La série, qu'elle coproduit avec son amie Reese Witherspoon, lui offre ainsi la reconnaissance qu'elle attendait : la saison 1 lui a valu les meilleures critiques de sa carrière, un prix d'interprétation - le respecté SAG Award, de la guilde des acteurs - et une nomination aux Emmy Awards… mais aussi le rappel que ses rares incursions dramatiques au cinéma - The Good Girl (2003), Cake (2015) - ont été sous-estimées. La saison 2, disponible depuis le 17 septembre sur Apple TV, prolonge cet élan. À travers le portrait qu'elle livre de cette star des médias que l'on pense connaître "juste parce qu'on la voit à la télé tous les jours", bientôt mise sur la touche en raison de son âge, c'est aussi son histoire qu'elle nous raconte pour la première fois : "Parce que j'étais prête", dit-elle. Pour (enfin) passer à autre chose ?

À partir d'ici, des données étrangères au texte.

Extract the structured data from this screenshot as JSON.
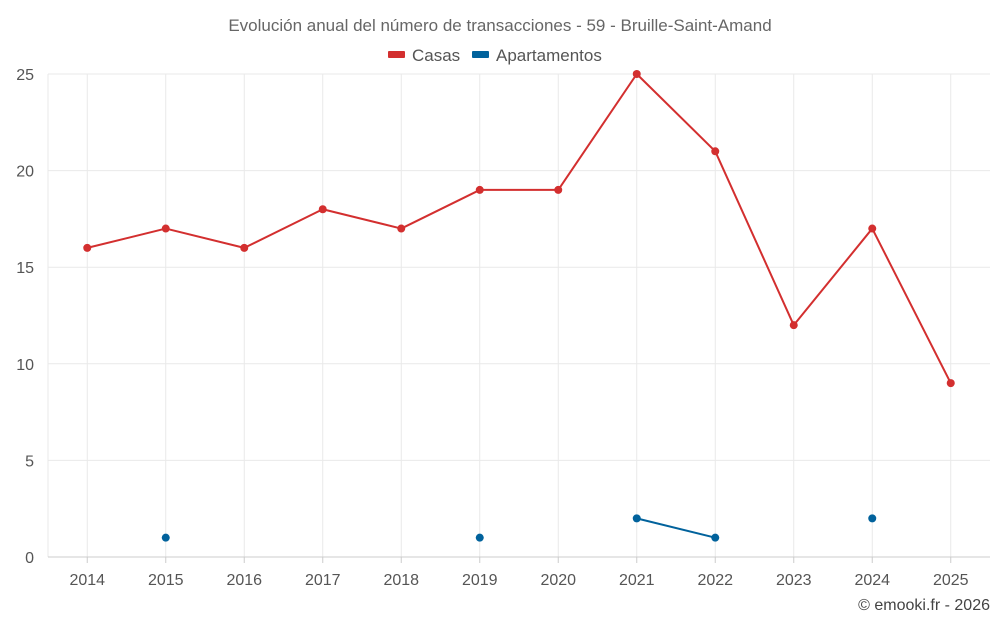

J'ai travaillé trop dur sur ma vie et ma carrière pour être réduite à un être humain triste et sans enfantCar si l'inconscient collectif semble parfois l'avoir figée au début du XXIe siècle, ce serait vite oublier que Jennifer Aniston ne cesse de réécrire son histoire. La lycéenne boulotte et complexée a chèrement conquis son titre de reine des red carpets, silhouette finement fit, teint éternellement glowy et crinière lumineuse. Elle s'est aussi muée en une productrice avisée. Et l'ex-New-Yorkaise névrosée incarne désormais l'archétype de la Californienne new age, férue de psychothérapie, recentrée par le yoga et la méditation - "essentiels à mon équilibre émotionnel", confie-t-elle. La quinqua multiplie les contrats d'égérie healthy et vient même de lancer LolaVie, sa marque de produits capillaires écoresponsables et végans.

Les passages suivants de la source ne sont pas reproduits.